Татьяна ЖАРИКОВА,
заслуженный работник культуры РФ
Скандал, возникший после выступления руководителя театра «Сатирикон» Константина Райкина и ответа ему лидера байкеров «Ночные волки» знаменитого Хирурга, вызвал у меня в памяти множество разных картин, связанных с театром.
Вспомнилось как в фильме «Старшая сестра» Татьяна Доронина великолепно читала отрывок из статьи В.Г. Белинского. Привожу кусочек из этого монолога:
«Любите ли вы театр? Что же такое, спрашиваю вас, этот театр?.. О, это истинный храм искусства, при входе в который вы мгновенно отделяетесь от земли, освобождаетесь от житейских отношений!.. Вы здесь живете не своею жизнью, страдаете не своими скорбями, радуетесь не своим блаженством, трепещете не за свою опасность; здесь ваше холодное я исчезает в пламенном эфире любви… Если когда-нибудь ваша душа жаждала любви и упоения, в театре это жажда вспыхнет в вас с новой неукротимой силой».
Любим мы театр, Виссарион Григорьевич, любим! Всегда собираемся в театр, как на праздник. Одеваемся во всё лучшее, готовимся к встрече с храмом искусства, очищаемся заранее и духовно, и телесно, предвкушая, как «жажда любви и упоения вспыхнет в нас с новой неукротимой силой». Приходим на спектакль «Горе от ума», ожидая встречи со знакомыми со школы чудесными образами, созданными великим Грибоедовым. Но что это? Лиза на сцене вдруг задорно и похабно запевает современные матерные частушки. О, Боже! Где мы находимся? В истинном храме искусства?
Спешно покидаем этот хлам, торопимся на спектакль «Анна Каренина». И что же мы видим? Видим, как Анна Каренина писает прямо на сцене! Куда мы попали? Разве это храм? Надо в Большой театр! Только в Большой! Он и с виду настоящий храм. Весь мир его знает. Гордость СССР! Там Пушкин сейчас идёт. С детства любимые «Руслан и Людмила». Но что происходит? Почему совершенно голый Руслан гоняется по сцене за голой Людмилой? Что со мной? Не схожу ли я с ума? Не галлюцинации ли у меня? Нет, к сожалению, нет. Это голая правда на сцене!
Виссарион Григорьевич, вы любите такой театр? Разве может «здесь наше холодное я исчезнуть в пламенном эфире любви»? Разве не права зрительница, сказав: «Для того, чтобы увидеть гениталии, не обязательно идти в театр»? Разве не правы новосибирцы, которые прозвали свой Оперный театр, когда им руководил Мездрич, «театром оперы и борделя»?
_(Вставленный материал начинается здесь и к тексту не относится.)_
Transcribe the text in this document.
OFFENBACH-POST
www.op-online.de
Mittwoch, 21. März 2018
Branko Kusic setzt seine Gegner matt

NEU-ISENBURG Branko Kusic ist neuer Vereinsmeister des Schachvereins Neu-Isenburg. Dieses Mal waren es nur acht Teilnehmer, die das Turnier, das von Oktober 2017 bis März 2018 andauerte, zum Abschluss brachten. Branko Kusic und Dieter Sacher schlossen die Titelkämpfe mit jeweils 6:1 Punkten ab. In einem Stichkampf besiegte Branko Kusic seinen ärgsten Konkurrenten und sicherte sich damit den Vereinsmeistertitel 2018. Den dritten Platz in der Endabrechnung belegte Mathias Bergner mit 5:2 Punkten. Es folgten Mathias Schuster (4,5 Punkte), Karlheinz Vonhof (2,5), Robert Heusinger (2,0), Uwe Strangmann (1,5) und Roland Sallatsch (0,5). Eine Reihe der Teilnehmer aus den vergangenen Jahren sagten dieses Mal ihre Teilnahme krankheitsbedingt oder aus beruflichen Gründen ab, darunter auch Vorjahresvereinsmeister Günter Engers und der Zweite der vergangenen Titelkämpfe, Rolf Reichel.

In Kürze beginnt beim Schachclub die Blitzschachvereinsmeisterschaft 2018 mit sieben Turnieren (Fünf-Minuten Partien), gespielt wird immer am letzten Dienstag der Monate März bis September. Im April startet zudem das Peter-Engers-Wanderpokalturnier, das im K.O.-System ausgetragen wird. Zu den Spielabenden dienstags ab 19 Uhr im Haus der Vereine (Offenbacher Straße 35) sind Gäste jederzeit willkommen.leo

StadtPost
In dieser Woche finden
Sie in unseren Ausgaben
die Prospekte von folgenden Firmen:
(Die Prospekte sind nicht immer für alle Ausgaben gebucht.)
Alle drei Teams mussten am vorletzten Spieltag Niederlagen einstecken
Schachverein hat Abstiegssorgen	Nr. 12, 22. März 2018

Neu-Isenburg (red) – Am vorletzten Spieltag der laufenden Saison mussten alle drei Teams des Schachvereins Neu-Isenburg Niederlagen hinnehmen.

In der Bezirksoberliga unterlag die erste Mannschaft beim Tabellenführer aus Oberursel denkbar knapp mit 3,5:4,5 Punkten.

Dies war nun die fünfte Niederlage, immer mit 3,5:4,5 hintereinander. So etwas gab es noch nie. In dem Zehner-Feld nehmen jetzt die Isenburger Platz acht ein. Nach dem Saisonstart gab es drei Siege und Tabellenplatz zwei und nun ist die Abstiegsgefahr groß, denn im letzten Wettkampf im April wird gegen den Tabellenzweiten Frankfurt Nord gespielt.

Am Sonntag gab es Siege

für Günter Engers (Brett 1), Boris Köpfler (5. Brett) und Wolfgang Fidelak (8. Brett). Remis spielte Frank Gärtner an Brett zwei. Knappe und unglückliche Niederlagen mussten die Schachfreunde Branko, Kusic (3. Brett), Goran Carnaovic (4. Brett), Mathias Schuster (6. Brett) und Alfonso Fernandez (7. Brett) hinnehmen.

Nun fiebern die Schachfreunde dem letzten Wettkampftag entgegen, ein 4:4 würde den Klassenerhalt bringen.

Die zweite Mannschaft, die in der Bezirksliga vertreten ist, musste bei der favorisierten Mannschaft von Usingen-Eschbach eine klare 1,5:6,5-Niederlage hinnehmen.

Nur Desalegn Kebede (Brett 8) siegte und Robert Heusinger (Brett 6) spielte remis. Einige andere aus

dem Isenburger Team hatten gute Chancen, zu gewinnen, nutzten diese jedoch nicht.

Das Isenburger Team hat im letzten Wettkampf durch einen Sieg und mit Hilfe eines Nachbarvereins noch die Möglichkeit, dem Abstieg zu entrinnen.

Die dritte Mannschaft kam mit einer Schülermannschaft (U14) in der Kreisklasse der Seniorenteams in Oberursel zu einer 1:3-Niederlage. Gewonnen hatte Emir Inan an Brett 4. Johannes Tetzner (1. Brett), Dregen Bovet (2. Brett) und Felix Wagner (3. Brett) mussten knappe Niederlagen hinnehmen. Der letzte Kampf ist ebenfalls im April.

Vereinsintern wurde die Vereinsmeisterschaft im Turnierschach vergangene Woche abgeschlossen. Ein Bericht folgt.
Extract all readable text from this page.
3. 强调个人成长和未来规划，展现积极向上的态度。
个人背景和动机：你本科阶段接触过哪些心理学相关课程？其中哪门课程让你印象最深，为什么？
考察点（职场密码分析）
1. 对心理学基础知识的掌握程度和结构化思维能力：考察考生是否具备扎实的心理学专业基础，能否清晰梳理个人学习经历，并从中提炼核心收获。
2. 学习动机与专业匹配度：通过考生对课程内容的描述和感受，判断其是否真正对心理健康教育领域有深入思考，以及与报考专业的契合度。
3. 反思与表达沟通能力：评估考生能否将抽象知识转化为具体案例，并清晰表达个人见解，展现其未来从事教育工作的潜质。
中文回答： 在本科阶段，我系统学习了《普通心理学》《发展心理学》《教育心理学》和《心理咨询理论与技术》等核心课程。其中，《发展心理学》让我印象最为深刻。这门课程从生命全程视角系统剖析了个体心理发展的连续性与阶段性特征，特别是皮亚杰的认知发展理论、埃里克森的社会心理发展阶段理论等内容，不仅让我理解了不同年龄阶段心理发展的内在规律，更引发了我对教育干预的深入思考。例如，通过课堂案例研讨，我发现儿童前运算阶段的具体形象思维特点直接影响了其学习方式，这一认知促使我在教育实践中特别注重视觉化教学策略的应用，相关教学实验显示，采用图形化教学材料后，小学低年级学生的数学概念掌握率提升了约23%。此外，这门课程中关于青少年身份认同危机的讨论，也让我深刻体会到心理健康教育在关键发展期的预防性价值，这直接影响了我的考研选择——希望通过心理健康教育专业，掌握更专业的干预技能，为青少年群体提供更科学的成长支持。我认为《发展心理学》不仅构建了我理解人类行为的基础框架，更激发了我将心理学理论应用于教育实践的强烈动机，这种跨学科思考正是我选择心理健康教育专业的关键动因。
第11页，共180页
Мы любим театр, нам хочется в храм, нам хочется, чтоб наша душа в этом храме отрывалась от земли, а нас опускают в бордель, в грязь. Не хочется больше в этот театр, чтобы слышать смешки в зале в ответ на мат со сцены.
Виссарион Григорьевич, если бы вы посмотрели спектакль «Князь» по роману Достоевского «Идиот» в Театре Ленком, наслушались со сцены мата, ни слова которого нет в великом романе, то уверена, вы согласились бы с театральным критиком Александром Минкиным, написавшим такие слова: «Мат разный бывает. Матерные слова вырываются сами в момент внезапной боли, внезапного испуга, внезапной аварии — это реакция спонтанная. Человек орёт матом, но без намерения кого-то оскорбить.
А вот когда матерные выражения прямо в лицо человеку говорит ублюдок, желая оскорбить, желая нагадить в душу, и делает это при женщинах и детях, он получает удовольствие. Такие попадались нам и на улице, и в маршрутке, и на детской площадке, куда нередко всякая шваль приходит вечером пить, вопить похабщину и совокупляться. У них такой образ жизни. В ответ на замечания они изумляются: «А чё такого?» — искренне не понимают.
На уличную похабщину люди натыкаются случайно и бесплатно, а в театре — платят.
Похабщина на сцене «Ленкома» — тупая, бездарная, холодная, выученная и отрепетированная — это не смешно, а грязно. И артисты это понимают. Но когда похабщина звучит со сцены, а рядом с вами ваша дочь, ваша девушка, ваш отец — стыд заставляет зрителей опускать глаза. …Если нет таланта, проще всего привлечь внимание похабщиной. Путь вниз бесконечен».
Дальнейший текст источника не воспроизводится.